I have successfully gotten up two mornings in a row at 5:15. It is such a hideous hour, but I am really uptight about getting ready before the kids wake up (I think it’s because I’m so vain. I don’t want to risk the chance of having to go into the school looking unkempt and ugly.) I also work out because I can’t very well get dressed and do make-up only to sweat myself up two hours later. Mister thinks I’m abandoning him if I work out at night (plus I’m just too wasted to do it then), so I really have no choice.
By the time all the kids are out of the house for school, I’ve been awake for almost four hours. It’s a bit pathetic to be taking a Mt. Dew break at 9:00 am, but my body is crying for it.
I fell asleep at 10:45 last night. This is unheard of, especially for someone in my family. As evidenced by the fact that my mother called to chat at 11:45 p.m. I told her she’d woken me up and she said that was too bad, but she had just read a book that was really good and would be sending it to me. And then she described the characters and the plot. Why that couldn’t wait until morning, I’ll never know. That’s just how my mother is.
Usually I start the school year out strong, making big breakfasts, nice lunches and getting everyone up early and out the door on time. But getting back into the school groove this year has been hard. We’re out of eggs (I bought 36 eggs last week and they’re already gone) and buttermilk, so no pancakes, waffles or french toast. Lunches have been pathetic (peanut butter crackers today. But at least I assembled them myself; they’re not from a package.) and I’ve had to shout “you’d better run or you’ll be late” to each of the children as they head out the door.
It doesn’t help that this morning Mister stumbled out of the bedroom pretending to be asleep and walking into walls and falling over. Everybody was shrieking with laughter, but it just made me angry that nobody was following my schedule. If Mister and I died today at least they would have happy memories of one of us.
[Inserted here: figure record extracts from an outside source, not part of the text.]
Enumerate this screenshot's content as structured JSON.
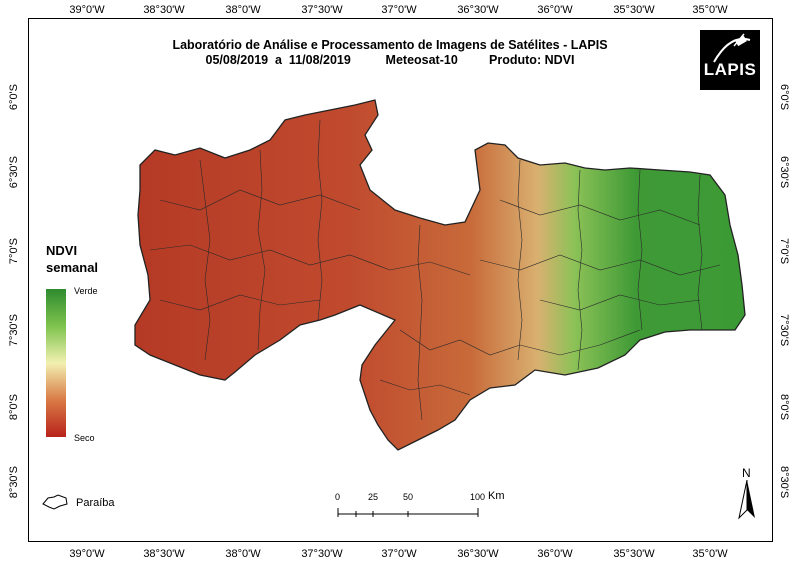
{
  "map": {
    "title_line1": "Laboratório de Análise e Processamento de Imagens de Satélites - LAPIS",
    "title_line2": "05/08/2019  a  11/08/2019          Meteosat-10         Produto: NDVI",
    "logo_text": "LAPIS",
    "legend": {
      "title_line1": "NDVI",
      "title_line2": "semanal",
      "high_label": "Verde",
      "low_label": "Seco",
      "colors": [
        "#2e8b2e",
        "#7ec34e",
        "#f2f0b0",
        "#d97a45",
        "#b8221a"
      ]
    },
    "reference_label": "Paraíba",
    "scale_bar": {
      "labels": [
        "0",
        "25",
        "50",
        "100"
      ],
      "unit": "Km"
    },
    "north_label": "N",
    "longitude_ticks": [
      "39°0'W",
      "38°30'W",
      "38°0'W",
      "37°30'W",
      "37°0'W",
      "36°30'W",
      "36°0'W",
      "35°30'W",
      "35°0'W"
    ],
    "latitude_ticks": [
      "6°0'S",
      "6°30'S",
      "7°0'S",
      "7°30'S",
      "8°0'S",
      "8°30'S"
    ]
  }
}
I promise I’ll go to the store and buy some food today. I’ll also try really hard to get the kids to lay out their clothes before they go to sleep. I always mean to do this, but by the end of the day I’m so sick of the kids that I just want them to go to bed and leave me alone. I’m just not a “night before” plan-aheader. I should be as it would save me a great deal of grief. But I prefer a life of procrastination and not facing facts. It suits me so well.